Monty was pissed. In a cataclysmic shower of sparks and brilliant display of effervescent red, the world had come to an end and reincarnated, like a determined, mossy orb of a phoenix floating in outer space. The only difference was that now, people had abilities out of the ordinary. They could make their hair change colour at will, and all it needed was something inane like a snap of the fingers. *Click* I'm Blonde. Does this colour suit me? No? *Click* My hair is blue. Is that better? Oh wait, I turned purple. Some could levitate my blowing bubbles with gum and others could now hurl a stone three hundred yards. All Monty ever got though, was a mild form of schizophrenia. It wasn't something cool either. It was just a carefully placed shunt between the functioning halves of his otherwise perfect brain. It led to dilly-dallying and general wastefulness. So while other kids were out painting blimps in the sky with colours shot out of their eyes, Monty was stuck with an inability to decide if he wanted pancakes or cocoa-puffs for breakfast.
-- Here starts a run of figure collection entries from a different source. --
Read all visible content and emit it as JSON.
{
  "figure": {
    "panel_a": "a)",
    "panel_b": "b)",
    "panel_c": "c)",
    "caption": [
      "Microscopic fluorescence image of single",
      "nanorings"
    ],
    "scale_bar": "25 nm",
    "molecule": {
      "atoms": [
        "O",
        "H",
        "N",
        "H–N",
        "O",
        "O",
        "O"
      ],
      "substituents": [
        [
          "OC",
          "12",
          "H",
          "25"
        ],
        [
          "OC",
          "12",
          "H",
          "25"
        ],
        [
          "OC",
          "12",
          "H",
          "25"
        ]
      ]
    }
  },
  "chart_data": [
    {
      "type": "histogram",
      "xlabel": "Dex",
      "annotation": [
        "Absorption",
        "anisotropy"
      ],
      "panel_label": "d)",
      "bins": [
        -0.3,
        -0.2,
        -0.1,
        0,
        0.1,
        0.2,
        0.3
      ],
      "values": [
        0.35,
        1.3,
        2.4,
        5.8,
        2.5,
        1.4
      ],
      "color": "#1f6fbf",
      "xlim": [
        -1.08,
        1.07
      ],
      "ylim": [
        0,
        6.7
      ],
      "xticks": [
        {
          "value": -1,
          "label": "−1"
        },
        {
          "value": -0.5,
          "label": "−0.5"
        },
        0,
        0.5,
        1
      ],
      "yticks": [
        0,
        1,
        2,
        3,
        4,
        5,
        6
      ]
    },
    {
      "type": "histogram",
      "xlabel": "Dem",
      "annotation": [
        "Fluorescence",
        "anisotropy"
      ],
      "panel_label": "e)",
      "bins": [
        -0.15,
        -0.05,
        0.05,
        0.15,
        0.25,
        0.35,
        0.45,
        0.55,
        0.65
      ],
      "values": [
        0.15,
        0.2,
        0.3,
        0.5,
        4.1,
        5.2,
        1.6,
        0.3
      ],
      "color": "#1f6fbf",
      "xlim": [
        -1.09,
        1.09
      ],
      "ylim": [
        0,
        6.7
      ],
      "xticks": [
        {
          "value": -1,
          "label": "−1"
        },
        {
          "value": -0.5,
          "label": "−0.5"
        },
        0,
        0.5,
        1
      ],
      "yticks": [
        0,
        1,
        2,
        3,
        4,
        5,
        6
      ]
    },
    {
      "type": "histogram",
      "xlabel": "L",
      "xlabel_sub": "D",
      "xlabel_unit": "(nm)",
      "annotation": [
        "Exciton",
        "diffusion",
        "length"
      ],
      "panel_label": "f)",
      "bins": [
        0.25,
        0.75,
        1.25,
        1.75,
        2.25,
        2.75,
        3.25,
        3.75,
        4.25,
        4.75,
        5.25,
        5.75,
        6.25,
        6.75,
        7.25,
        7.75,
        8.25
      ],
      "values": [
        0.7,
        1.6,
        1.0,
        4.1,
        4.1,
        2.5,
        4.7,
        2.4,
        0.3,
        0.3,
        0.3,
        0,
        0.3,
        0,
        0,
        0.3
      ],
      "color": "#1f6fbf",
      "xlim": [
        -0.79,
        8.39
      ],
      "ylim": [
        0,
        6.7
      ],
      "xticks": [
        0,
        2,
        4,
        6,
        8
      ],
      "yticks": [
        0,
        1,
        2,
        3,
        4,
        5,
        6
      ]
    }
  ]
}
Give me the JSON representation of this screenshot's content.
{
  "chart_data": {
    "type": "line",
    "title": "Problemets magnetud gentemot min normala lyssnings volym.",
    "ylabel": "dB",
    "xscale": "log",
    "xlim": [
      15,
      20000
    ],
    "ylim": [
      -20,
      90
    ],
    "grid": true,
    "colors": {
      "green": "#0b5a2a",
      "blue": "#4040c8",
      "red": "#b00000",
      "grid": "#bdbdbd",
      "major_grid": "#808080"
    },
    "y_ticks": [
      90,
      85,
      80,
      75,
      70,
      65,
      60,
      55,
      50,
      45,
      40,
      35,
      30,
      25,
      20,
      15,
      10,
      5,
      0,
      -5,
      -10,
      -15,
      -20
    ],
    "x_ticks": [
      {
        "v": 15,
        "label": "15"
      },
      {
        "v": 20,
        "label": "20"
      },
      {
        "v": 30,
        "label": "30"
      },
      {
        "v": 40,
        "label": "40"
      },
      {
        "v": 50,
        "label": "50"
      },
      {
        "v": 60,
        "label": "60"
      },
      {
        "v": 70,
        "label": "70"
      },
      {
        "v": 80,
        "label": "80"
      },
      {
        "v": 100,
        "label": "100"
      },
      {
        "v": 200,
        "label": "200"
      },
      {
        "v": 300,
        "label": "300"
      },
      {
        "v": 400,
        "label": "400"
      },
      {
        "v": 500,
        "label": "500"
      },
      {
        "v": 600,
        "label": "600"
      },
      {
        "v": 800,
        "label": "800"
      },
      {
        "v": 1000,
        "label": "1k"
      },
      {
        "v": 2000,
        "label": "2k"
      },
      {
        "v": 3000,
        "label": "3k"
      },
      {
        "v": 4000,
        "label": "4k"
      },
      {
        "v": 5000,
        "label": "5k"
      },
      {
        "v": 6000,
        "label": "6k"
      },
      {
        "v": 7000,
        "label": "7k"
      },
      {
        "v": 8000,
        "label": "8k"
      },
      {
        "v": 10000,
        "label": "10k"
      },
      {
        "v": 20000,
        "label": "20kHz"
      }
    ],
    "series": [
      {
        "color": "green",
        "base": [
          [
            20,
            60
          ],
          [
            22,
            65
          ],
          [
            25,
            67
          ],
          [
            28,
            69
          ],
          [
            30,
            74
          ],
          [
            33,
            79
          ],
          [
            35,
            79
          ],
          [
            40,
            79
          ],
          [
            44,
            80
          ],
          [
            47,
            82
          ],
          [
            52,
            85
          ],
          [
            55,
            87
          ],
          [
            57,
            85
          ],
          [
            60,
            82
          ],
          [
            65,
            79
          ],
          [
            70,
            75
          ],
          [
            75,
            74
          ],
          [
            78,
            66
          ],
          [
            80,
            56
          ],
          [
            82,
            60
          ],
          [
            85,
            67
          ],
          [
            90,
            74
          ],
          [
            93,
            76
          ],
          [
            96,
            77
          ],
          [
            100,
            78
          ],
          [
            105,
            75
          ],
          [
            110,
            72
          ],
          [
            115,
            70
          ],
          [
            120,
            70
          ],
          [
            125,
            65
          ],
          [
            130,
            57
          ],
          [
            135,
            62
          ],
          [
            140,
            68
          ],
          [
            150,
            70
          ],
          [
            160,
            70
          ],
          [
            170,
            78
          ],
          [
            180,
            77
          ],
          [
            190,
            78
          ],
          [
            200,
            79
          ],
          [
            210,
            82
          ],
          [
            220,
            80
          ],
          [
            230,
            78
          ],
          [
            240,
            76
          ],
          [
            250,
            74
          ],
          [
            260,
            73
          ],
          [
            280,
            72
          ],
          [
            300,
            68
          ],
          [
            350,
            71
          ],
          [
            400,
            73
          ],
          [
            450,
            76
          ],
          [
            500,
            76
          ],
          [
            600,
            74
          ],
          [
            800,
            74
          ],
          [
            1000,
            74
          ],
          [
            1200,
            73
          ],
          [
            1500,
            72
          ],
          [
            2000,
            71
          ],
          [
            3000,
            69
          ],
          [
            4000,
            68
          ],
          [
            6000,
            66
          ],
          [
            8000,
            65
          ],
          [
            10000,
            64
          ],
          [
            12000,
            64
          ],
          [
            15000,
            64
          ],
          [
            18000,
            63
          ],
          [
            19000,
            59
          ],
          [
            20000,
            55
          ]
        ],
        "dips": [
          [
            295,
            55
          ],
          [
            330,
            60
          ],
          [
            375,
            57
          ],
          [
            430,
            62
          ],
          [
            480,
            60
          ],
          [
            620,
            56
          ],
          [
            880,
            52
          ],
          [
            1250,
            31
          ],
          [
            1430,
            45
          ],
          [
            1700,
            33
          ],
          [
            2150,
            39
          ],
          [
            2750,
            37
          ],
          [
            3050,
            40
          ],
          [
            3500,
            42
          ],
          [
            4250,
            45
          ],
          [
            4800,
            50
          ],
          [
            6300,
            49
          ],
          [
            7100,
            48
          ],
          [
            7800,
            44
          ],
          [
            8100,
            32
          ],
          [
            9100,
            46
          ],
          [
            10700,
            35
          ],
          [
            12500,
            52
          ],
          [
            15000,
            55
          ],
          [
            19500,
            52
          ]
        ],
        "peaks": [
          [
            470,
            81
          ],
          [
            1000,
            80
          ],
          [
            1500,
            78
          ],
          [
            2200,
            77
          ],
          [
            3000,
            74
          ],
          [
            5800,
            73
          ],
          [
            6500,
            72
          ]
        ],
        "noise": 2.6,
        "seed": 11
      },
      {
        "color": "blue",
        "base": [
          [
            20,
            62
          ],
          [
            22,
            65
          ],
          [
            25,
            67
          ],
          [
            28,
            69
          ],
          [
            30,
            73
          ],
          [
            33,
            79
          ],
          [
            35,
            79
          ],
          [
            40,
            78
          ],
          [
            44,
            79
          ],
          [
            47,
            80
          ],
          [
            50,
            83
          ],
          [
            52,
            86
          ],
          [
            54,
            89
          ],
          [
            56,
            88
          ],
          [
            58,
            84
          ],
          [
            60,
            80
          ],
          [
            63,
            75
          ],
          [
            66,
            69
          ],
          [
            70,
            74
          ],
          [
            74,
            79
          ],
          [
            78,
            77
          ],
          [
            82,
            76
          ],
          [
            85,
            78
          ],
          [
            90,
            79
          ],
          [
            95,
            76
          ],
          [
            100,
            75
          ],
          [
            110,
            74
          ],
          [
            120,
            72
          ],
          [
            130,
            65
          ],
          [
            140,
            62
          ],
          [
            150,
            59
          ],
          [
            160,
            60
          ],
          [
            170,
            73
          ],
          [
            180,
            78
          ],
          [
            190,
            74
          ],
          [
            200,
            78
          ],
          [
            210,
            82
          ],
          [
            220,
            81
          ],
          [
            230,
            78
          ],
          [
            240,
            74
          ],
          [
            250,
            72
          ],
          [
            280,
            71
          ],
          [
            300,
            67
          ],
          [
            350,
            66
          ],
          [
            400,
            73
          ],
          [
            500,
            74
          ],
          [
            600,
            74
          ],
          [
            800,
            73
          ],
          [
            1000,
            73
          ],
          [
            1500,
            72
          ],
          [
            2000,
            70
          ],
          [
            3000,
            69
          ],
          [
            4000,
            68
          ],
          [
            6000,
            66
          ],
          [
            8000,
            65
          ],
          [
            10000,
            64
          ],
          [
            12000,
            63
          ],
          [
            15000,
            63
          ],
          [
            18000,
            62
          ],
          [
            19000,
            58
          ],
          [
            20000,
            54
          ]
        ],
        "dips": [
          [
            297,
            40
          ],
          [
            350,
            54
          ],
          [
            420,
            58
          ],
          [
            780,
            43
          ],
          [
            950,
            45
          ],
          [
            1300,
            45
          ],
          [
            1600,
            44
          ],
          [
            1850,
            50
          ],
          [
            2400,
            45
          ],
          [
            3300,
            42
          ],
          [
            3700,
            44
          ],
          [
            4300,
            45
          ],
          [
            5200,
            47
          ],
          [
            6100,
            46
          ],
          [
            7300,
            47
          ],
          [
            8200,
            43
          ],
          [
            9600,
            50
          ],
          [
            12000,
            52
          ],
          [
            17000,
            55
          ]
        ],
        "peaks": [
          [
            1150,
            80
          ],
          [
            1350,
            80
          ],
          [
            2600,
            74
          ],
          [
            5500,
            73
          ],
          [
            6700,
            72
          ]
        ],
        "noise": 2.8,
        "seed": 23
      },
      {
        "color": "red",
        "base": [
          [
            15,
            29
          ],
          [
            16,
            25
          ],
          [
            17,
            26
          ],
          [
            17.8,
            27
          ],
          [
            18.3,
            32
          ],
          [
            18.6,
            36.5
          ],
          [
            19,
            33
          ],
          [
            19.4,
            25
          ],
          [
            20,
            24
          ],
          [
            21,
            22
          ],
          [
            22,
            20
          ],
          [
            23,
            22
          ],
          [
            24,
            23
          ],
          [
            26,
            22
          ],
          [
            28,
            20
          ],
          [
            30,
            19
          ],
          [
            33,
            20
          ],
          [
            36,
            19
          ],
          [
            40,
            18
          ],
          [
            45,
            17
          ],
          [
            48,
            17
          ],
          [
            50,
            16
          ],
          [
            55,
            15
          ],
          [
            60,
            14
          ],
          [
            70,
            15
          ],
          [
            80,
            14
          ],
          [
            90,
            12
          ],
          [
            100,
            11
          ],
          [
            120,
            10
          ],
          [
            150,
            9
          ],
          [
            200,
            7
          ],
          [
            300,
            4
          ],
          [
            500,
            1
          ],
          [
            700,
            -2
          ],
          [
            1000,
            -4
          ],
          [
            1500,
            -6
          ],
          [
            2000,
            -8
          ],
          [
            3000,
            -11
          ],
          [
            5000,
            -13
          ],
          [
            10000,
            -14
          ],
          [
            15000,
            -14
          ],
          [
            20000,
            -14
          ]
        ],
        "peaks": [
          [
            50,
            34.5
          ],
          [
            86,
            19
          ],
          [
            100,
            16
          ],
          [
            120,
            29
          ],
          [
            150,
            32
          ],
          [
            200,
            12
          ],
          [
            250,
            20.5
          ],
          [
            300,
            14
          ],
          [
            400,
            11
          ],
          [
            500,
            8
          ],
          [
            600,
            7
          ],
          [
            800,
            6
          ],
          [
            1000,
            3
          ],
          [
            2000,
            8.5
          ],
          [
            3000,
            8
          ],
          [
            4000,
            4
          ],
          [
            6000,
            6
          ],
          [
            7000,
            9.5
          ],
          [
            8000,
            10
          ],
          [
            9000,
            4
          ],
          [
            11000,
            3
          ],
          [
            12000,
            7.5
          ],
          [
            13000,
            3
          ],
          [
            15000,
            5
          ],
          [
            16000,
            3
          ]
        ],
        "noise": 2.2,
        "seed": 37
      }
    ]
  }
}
Monty was dangerous. He often found himself in class, staring malevolently at the professor with every intent to pounce and tear him limb from limb with his bare hands. He could use his nails to hack eyeballs out of their sockets and fevicol to stick them back in. He might have been a sanguinary herald of disaster and he was afraid the only person who could ever know of it was himself. He, a pitiful, lip-biting imbecile who would chew paper from time to time. Monty wasn't a killer. Then how could he stop himself from killing? He was a mind within a mind that shot synapses of havoc and hadn't a clue of how the mind worked.
Monty was suicidal. The only way to prevent the impending massacre, he felt, was to do away with the source. The only way to stop people scaling towers and people bending spoons and people farting rainbows was to do away with them. The conundrum was compelling. The more he thought of it, the more clueless he got. Sometimes, a beautiful mind isn't the most productive thing to have.
Monty was delusional. He had run the maze of his brain and found, by an incorrigible string of reason, that his prize, a piece of cheese, wasn't cheese at all but just a damp piece of slightly moulding bread. It was the dawn of a very bleak light of reason that made itself obnoxiously present. The world was unscathed and as normal as Brownian motion and particulate physics. All he was, was schizophrenic.